Ademais, ainda em relação à primeira publicação, também não vislumbro urgência na prestação jurisdicional, já que a postagem foi veiculada em outubro de 2017, o que torna mais difícil o acesso dos leitores ao seu conteúdo.
Em relação à segunda publicação, esta mais recente, datada de julho de 2018, as conclusões são as mesmas, em razão da ausência de explicações do autor para a conduta que lhe foi imputada pelos réus. 
Infere-se, ainda em juízo sumário de cognição, que os réus afirmaram que o autor contrariou a legislação eleitoral, ao realizar um ato político, sob disfarce de atividade parlamentar, enfatizando que tal atividade foi “ilegal”. Além disso, enfatizaram que a conduta do réu foi eleitoreira, o que significa dizer que teve o único propósito de captar votos, sem qualquer comprometimento com o bem da comunidade ou com o interesse social.
Quanto ao primeiro ponto – ilegalidade do ato – faltou o autor esclarecer se participou ou não da agenda apontada pelos réus e, caso sim, se tratou-se de fato de uma atividade parlamentar.
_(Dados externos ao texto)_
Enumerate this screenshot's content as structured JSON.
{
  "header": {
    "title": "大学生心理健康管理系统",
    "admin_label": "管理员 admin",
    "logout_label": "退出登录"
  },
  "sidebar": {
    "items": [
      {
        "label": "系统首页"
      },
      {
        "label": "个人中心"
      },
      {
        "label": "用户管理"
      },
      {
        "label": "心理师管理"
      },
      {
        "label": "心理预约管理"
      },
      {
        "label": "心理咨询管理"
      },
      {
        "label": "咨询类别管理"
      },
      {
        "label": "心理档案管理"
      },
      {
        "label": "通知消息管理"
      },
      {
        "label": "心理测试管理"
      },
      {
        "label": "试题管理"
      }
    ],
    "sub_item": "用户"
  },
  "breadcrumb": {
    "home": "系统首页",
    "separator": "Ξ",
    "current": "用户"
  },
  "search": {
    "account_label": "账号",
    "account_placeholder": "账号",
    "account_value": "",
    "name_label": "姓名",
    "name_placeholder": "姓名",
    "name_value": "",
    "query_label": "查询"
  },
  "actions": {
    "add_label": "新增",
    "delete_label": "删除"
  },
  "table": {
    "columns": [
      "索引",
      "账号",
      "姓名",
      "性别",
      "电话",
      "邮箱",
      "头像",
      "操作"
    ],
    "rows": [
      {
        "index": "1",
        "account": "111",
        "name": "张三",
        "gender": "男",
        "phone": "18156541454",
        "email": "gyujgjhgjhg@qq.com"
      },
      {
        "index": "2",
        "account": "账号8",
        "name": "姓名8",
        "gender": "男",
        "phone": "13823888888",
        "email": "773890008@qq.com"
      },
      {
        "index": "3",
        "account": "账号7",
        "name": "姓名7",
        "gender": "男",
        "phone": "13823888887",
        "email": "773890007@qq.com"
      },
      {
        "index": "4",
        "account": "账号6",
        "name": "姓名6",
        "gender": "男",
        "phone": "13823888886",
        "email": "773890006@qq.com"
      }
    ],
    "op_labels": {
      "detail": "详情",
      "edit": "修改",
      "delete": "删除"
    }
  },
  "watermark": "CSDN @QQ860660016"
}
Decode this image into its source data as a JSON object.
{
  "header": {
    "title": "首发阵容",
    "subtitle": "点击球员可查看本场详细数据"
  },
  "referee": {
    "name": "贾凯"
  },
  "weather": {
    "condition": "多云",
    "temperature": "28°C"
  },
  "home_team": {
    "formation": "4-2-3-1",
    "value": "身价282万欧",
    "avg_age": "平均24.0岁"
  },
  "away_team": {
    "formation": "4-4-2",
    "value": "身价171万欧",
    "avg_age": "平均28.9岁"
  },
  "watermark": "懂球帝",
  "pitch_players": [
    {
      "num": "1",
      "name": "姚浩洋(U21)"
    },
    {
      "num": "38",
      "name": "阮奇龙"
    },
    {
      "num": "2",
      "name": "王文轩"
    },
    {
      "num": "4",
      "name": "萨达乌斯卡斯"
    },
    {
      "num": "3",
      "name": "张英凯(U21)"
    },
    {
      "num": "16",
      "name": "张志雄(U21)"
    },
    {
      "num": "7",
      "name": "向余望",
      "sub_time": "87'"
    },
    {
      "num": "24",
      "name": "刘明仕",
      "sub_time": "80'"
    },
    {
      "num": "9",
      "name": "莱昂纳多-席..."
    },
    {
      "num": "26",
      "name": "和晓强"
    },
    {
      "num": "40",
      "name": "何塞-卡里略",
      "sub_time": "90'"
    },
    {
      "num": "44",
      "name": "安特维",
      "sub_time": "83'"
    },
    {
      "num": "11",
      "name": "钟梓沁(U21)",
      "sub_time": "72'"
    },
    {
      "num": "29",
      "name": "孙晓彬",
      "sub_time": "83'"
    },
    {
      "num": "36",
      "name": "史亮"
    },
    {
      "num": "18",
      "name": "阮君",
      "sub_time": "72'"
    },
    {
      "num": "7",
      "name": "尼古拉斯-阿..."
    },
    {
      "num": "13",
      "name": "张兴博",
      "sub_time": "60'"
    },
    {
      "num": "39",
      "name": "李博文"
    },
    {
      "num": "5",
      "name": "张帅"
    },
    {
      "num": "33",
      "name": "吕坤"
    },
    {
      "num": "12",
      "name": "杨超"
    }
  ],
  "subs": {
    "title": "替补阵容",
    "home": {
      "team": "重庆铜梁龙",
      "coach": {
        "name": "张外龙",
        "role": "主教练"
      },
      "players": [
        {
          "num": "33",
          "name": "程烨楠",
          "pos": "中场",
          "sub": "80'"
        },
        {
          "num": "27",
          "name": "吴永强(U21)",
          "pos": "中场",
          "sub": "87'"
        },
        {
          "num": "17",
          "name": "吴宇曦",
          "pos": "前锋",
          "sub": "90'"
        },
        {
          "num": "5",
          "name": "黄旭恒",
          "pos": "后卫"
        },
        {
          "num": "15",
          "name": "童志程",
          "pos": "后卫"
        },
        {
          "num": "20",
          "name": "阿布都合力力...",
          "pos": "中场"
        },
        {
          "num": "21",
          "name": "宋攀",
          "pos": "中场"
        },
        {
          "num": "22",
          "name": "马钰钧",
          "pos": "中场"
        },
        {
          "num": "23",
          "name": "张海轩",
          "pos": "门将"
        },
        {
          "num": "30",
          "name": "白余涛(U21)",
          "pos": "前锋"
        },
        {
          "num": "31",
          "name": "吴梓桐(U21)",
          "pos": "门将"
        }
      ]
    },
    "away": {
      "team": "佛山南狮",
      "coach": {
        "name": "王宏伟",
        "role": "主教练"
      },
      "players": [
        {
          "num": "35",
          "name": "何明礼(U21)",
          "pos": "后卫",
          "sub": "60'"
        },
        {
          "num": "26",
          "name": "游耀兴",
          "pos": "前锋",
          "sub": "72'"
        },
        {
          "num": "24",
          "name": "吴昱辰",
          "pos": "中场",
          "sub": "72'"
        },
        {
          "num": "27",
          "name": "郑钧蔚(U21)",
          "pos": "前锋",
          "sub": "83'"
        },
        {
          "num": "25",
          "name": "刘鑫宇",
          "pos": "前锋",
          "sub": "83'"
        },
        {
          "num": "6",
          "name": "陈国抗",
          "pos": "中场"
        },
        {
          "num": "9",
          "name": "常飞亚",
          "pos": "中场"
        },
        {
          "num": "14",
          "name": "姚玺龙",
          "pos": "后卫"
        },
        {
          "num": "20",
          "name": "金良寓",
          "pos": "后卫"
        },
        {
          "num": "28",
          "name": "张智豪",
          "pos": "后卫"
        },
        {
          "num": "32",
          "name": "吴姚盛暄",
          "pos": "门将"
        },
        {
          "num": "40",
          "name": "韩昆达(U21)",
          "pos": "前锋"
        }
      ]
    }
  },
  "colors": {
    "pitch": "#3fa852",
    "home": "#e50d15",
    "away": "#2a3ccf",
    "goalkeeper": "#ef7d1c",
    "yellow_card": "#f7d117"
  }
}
O autor alegou que sua imagem foi afrontada pela alegação da prática de ato ilegal, mas não negou a prática de tal conduta, não afirmou que a alegação dos réus era inverídica.
Quanto ao segundo ponto, pelo qual os réus colocaram o autor como alguém que age com propósito eleitoreiro, enxergo, mais uma vez sumariamente, o exercício do direito à crítica, sem excesso ou desvio, uma vez que é dado aos réus expressar a opinião de quais seriam os propósitos políticos do autor.
Portanto, em análise perfunctória, não estão presentes os requisitos legais necessários à concessão da medida de urgência postulada, razão pela qual a INDEFIRO“.

A jornalista multimídia e empreendedora, por sua vez, ainda não foi citada ou notificada pela Justiça. O processo ainda está em fase inicial, onde a comunicadora poderá apresentar sua versão dos fatos, tendo direito à ampla defesa e contraditório, podendo inclusive requerer em pedido contraposto a condenação do Deputado por litigância de má-fé, se houver cabimento. 

REAÇÕES DOS COMUNICADORES DO ACRE

A atitude do Deputado é criticada no meio jornalístico, vista como tentativa de censura à livre manifestação de opinião e pensamentos, e uma tentativa de mordaça instrumentalizada contra a liberdade de imprensa.

Comunicadores de diversos meios manifestaram apoio à jornalista e criticaram o Deputado, que também é jornalista. “O Alan Rick não soube recepcionar a crítica“, afirmou um jornalista.

O OUTRO LADO

À Redação, Gina Menezes afirmou que “esse processo é um atentado contra a democracia, contra o direito, contra a livre informação, é um atentado contra a liberdade de imprensa, que é tão preciosa para a nação! O que eu considero mais grave é que o reclamante, o autor (Alan Rick), também exerce o papel de comunicador, e deveria ter respeito pela profissão“, afirma Gina, sempre sorridente e de alma agradável.

 

Na foto: Presidente do Sindicato, Victor Augusto, Tião Victor, agente federal, entrevistando o Superintendente da Polícia Federal no Acre, e a jornalista Gina Menezes.

Gina contou à Reportagem do Acre.com.br, que “Miranda pediu direito de resposta ao jornal, pedindo a revelação do nome da fonte da notícia”. Porém, Gina disse que, como jornalista “a fonte pra mim é de total importância, e ela será sempre protegida, mesmo que pra isso eu tenha que responder. Nenhuma autoridade poderá me obrigar a revelar minhas fontes“, diz a jornalista.

Reportagem do Acre.com.br não conseguiu contato com a assessoria de comunicação do Deputado, para comentar a situação.